What are the key stages of the business sale process?
The process of selling a business typically follows several key stages. Here’s what you can expect:
- Business valuation: Your broker will assess the market value of your business by analyzing financial performance, growth opportunities, and intangible assets.
- Client interview: The broker will interview you to understand your goals for selling and collect the necessary information to present your business effectively to potential buyers.
- Engagement agreement: You’ll sign an exclusive listing agreement with the broker, allowing them to market your business and find qualified buyers.
- Preparation and marketing: The broker will prepare a detailed prospectus and list your business on various platforms. This process is discreet to protect sensitive information.
- Screening buyers: The broker will vet potential buyers and ensure they are financially capable and a good match for your business.
- Letter of Intent (LOI): Once a serious buyer is found, they will submit an LOI outlining the price, terms, and conditions. Your broker will guide you through negotiating and accepting the offer.
- Due diligence: The buyer will review your financials and operations to confirm the business’s performance.
- Closing: After all terms are agreed upon, the funds are transferred, and the business is legally handed over to the buyer. A transition period will be arranged to help the new owner take over smoothly.
Pro tip: Staying organized and responsive during these stages can significantly reduce the time it takes to close the deal.
When should a buyer consider walking away from a business deal?
It’s important for buyers to be aware of red flags that may indicate a deal isn’t right. Here are some key signs that may suggest you should walk away from a business acquisition:
- Revenue decline: A sudden drop in revenue or profits during due diligence.
- Seller evasiveness: If the seller avoids answering questions or is not forthcoming with information, it can be a sign of deeper issues.
- Aggressive add-backs: Overly optimistic or unjustified add-backs in the financials can indicate inflated earnings.
- Employee dissatisfaction: Key employees expressing reluctance to stay on after the sale can signal instability.
- Spike in expenses: Unexplained increases in expenses, especially advertising costs, might suggest short-term strategies to boost revenue.
Pro tip: Trust your instincts. If something feels off during the due diligence process, it’s worth considering whether to proceed or walk away.
What is Seller’s Discretionary Earnings (SDE), and why is it important in business sales?
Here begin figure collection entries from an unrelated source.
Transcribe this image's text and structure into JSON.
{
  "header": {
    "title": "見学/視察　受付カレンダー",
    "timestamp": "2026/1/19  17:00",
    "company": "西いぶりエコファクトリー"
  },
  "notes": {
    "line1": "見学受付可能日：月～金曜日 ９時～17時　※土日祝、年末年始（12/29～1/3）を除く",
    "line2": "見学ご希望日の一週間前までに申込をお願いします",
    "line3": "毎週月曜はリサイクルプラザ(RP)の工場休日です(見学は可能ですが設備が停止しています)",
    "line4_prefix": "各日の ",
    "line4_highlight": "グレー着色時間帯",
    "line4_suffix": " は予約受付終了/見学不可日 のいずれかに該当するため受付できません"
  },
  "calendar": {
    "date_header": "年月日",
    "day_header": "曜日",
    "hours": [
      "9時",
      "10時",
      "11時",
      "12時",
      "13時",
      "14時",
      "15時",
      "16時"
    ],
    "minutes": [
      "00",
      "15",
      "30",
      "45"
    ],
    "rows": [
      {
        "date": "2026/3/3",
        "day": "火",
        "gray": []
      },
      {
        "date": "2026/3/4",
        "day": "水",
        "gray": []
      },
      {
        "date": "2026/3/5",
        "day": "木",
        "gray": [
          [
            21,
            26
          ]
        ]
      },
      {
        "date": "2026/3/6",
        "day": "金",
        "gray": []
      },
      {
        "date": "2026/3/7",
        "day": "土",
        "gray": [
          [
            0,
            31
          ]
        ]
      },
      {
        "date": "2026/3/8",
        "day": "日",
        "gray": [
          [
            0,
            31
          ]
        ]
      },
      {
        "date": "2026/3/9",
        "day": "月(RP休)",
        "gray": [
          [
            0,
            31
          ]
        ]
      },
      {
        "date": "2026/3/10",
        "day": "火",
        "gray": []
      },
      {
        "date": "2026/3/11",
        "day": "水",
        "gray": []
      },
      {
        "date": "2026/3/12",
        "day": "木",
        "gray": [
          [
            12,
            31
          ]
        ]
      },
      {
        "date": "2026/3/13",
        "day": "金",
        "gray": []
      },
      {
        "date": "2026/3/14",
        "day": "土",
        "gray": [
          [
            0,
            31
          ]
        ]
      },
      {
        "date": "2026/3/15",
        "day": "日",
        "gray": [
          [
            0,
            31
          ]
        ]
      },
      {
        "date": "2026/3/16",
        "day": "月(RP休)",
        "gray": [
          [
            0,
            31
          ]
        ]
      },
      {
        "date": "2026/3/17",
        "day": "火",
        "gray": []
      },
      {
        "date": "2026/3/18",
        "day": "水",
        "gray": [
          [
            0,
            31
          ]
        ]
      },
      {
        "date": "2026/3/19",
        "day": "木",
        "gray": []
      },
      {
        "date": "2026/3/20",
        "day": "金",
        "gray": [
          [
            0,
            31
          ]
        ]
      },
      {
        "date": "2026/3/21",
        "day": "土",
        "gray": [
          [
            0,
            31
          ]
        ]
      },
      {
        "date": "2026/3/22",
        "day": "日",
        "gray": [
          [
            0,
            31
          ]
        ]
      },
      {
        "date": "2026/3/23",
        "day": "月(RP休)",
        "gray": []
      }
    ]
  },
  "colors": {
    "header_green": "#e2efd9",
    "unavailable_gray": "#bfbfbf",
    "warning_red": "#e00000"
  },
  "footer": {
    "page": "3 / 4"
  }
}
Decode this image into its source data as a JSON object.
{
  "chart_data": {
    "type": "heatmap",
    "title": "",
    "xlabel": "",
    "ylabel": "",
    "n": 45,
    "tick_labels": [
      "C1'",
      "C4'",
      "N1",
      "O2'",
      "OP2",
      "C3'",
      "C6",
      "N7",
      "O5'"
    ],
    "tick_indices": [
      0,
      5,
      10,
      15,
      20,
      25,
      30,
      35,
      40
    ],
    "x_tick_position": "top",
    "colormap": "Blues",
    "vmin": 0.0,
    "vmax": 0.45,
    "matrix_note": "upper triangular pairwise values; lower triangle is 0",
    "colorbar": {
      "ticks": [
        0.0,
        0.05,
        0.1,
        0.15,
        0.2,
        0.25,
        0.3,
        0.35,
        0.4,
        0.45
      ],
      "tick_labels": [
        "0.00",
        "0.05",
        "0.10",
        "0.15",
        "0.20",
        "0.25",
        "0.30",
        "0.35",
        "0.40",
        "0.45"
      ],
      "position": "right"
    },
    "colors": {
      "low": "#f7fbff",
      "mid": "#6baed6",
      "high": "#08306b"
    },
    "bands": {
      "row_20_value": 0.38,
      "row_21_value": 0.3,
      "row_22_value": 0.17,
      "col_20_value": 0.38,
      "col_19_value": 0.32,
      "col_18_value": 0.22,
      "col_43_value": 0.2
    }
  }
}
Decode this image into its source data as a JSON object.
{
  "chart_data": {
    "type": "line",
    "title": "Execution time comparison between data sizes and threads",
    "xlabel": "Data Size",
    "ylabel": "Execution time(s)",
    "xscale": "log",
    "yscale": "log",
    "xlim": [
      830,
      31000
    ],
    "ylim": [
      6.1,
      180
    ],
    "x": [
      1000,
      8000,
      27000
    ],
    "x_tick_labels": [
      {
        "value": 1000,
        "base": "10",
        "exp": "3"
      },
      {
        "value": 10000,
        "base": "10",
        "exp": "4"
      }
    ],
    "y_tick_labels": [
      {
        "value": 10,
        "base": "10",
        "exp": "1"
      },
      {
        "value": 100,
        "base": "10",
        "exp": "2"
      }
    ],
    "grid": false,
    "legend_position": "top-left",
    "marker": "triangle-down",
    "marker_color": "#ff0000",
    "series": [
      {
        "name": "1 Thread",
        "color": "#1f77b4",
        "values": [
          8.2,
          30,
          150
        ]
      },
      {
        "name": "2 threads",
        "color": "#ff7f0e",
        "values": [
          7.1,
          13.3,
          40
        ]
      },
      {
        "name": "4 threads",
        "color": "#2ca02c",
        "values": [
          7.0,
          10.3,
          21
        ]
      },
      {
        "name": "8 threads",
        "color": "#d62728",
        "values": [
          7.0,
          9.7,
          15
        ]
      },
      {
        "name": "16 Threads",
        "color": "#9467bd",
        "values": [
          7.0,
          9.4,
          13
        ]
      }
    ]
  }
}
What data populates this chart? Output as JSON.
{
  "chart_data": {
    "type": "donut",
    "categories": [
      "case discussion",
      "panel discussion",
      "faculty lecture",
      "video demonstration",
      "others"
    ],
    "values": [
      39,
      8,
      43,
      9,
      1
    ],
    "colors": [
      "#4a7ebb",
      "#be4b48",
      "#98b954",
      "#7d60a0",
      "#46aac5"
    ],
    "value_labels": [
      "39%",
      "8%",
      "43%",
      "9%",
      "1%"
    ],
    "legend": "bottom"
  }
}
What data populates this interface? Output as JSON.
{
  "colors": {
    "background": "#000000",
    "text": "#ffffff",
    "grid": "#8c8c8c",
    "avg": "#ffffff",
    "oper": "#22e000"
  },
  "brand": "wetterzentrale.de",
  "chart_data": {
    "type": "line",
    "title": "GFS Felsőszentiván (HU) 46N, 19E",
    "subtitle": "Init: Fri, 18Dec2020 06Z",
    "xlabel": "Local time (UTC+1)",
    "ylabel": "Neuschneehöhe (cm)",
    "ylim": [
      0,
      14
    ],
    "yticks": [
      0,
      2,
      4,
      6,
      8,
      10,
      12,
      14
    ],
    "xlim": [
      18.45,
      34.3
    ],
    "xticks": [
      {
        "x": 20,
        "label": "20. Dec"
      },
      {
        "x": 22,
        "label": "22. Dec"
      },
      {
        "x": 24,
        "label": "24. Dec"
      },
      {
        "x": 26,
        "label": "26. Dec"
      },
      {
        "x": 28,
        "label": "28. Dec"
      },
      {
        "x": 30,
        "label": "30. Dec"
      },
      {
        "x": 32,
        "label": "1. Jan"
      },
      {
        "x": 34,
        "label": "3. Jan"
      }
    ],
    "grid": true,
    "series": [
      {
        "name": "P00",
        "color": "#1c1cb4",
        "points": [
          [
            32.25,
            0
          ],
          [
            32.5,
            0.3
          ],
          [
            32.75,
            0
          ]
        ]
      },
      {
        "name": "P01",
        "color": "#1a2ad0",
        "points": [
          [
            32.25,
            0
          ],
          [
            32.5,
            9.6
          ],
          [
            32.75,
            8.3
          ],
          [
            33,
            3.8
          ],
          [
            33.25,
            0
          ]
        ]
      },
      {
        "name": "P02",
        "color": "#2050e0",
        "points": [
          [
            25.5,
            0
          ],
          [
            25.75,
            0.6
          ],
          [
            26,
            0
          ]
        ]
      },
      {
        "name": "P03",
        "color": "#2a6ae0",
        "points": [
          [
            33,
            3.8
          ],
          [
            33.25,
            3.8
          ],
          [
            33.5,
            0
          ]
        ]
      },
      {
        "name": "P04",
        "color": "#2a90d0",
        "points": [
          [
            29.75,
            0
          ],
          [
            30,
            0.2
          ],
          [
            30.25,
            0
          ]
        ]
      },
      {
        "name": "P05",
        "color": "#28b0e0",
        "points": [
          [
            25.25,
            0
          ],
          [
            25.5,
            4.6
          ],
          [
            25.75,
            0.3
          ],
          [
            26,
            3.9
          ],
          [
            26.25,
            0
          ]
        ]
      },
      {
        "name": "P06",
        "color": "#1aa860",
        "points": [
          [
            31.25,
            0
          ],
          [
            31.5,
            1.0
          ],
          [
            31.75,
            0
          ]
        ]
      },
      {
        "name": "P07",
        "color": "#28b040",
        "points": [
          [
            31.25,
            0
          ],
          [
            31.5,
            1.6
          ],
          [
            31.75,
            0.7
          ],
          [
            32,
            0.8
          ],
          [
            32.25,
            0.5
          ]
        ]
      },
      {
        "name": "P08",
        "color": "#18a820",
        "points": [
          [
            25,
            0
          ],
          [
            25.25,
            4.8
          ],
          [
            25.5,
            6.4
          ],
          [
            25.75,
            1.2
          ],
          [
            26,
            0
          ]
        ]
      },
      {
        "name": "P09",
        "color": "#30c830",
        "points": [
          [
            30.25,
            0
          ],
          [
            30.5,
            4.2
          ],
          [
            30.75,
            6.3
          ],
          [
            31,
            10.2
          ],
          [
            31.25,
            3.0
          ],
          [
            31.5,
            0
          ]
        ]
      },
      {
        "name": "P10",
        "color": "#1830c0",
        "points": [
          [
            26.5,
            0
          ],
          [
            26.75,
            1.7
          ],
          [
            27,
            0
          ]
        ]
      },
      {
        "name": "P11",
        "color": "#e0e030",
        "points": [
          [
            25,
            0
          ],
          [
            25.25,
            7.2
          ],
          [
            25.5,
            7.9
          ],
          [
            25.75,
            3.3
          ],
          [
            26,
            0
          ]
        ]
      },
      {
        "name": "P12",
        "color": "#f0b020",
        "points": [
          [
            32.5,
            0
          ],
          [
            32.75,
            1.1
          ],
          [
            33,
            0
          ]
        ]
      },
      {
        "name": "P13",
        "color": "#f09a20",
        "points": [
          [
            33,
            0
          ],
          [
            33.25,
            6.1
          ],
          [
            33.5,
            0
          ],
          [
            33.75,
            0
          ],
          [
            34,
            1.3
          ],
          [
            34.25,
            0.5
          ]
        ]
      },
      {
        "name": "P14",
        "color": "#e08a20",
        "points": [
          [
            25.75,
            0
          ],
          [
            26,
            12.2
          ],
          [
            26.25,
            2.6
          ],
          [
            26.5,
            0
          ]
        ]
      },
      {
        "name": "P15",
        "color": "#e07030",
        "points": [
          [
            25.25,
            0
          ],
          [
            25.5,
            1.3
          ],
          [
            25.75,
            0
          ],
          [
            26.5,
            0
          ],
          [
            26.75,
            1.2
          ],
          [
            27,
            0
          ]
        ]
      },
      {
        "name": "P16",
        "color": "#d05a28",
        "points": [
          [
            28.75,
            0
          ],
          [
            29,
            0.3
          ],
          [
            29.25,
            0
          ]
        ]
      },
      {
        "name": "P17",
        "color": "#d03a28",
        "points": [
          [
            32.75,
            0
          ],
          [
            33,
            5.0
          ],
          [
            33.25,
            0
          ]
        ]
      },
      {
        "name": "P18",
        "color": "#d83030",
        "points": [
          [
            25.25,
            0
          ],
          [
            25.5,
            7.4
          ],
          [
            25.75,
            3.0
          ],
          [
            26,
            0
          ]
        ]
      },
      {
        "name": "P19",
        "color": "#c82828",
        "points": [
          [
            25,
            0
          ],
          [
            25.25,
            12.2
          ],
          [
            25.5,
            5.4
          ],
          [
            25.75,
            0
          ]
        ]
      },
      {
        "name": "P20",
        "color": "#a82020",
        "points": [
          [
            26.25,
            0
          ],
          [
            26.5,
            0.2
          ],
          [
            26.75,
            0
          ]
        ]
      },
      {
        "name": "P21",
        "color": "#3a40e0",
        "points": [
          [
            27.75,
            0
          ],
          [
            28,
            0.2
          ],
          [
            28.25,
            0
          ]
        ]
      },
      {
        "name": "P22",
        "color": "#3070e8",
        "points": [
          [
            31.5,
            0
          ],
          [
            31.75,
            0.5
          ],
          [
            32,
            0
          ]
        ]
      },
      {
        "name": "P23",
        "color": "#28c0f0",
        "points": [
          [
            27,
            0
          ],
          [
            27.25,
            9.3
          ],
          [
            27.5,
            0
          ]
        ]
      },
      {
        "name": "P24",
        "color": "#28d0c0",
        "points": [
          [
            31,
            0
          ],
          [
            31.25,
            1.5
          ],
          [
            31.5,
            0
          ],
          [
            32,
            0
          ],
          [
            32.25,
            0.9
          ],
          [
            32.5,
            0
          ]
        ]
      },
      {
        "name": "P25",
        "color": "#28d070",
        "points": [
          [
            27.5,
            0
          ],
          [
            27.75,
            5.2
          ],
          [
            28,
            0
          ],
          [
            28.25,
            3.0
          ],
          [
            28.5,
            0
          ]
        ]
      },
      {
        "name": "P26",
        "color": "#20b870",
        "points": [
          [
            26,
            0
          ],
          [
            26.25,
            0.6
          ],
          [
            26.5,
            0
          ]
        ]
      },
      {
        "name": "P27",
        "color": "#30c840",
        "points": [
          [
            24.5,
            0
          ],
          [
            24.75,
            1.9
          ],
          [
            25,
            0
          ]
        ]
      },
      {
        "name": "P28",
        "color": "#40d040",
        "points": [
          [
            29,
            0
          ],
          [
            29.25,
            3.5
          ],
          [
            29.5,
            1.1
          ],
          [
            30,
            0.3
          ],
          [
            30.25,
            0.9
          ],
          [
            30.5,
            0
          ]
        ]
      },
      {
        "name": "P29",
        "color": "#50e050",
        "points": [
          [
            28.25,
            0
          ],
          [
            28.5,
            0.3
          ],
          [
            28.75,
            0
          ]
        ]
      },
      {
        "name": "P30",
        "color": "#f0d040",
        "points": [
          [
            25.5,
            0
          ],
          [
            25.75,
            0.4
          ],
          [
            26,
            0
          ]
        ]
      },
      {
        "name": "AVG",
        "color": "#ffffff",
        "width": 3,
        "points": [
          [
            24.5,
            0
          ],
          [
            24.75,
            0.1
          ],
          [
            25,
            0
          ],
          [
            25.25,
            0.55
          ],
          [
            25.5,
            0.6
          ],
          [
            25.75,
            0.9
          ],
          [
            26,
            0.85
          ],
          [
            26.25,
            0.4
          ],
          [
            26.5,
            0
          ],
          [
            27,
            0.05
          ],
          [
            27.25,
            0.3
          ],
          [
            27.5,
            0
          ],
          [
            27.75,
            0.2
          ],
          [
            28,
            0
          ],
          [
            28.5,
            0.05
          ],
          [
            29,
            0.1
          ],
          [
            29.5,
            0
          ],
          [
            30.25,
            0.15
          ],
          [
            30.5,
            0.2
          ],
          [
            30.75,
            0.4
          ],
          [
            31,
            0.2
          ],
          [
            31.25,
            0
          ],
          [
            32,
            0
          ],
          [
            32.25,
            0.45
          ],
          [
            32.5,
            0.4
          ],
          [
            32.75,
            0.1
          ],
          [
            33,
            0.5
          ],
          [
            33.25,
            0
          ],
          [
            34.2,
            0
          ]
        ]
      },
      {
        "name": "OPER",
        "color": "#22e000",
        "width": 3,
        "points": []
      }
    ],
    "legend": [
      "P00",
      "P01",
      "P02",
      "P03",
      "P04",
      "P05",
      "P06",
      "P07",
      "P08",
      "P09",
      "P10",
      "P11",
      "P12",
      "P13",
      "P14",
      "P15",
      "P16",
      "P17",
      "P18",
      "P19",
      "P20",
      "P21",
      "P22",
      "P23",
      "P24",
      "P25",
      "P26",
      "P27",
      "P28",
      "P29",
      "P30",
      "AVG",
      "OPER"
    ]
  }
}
Seller’s Discretionary Earnings (SDE) is a key metric used to assess the profitability of small and medium-sized businesses. It reflects the business’s earnings before interest, taxes, owner compensation, non-recurring expenses, and certain non-cash items.
Why is SDE important?
- True earning potential: SDE shows a potential buyer how much profit they could expect to make if they take over the business.
- Adjustments for new ownership: SDE excludes expenses that are specific to the current owner and unlikely to continue after the sale, making it a clearer indicator of future profitability.
- Valuation foundation: Many businesses are valued based on a multiple of SDE, so having an accurate SDE calculation is critical for determining the sale price.
Pro tip: Ensure your SDE is accurate by working with a knowledgeable broker who can help you identify all relevant adjustments.
What are my financing options when buying a business?
When buying a business, there are several financing options available to you. Here are some common methods buyers use to secure funding:
- SBA loans: The Small Business Administration offers loans that are commonly used to finance business acquisitions. However, these can be harder to obtain for online businesses due to the lack of hard assets.
- Seller financing: In some cases, the seller may agree to finance part of the purchase price. This can be a flexible and attractive option for buyers who cannot secure the full amount through traditional financing.
- Bank loans: Traditional bank loans can be challenging for online businesses, but if the business has strong cash flow and a solid track record, some banks may consider offering a loan.
- Alternative financing: Options like home equity lines, private investors, or other types of loans can also be explored to cover the purchase costs.
Pro tip: Discuss financing options with your broker, who may have connections to lenders that specialize in business acquisitions.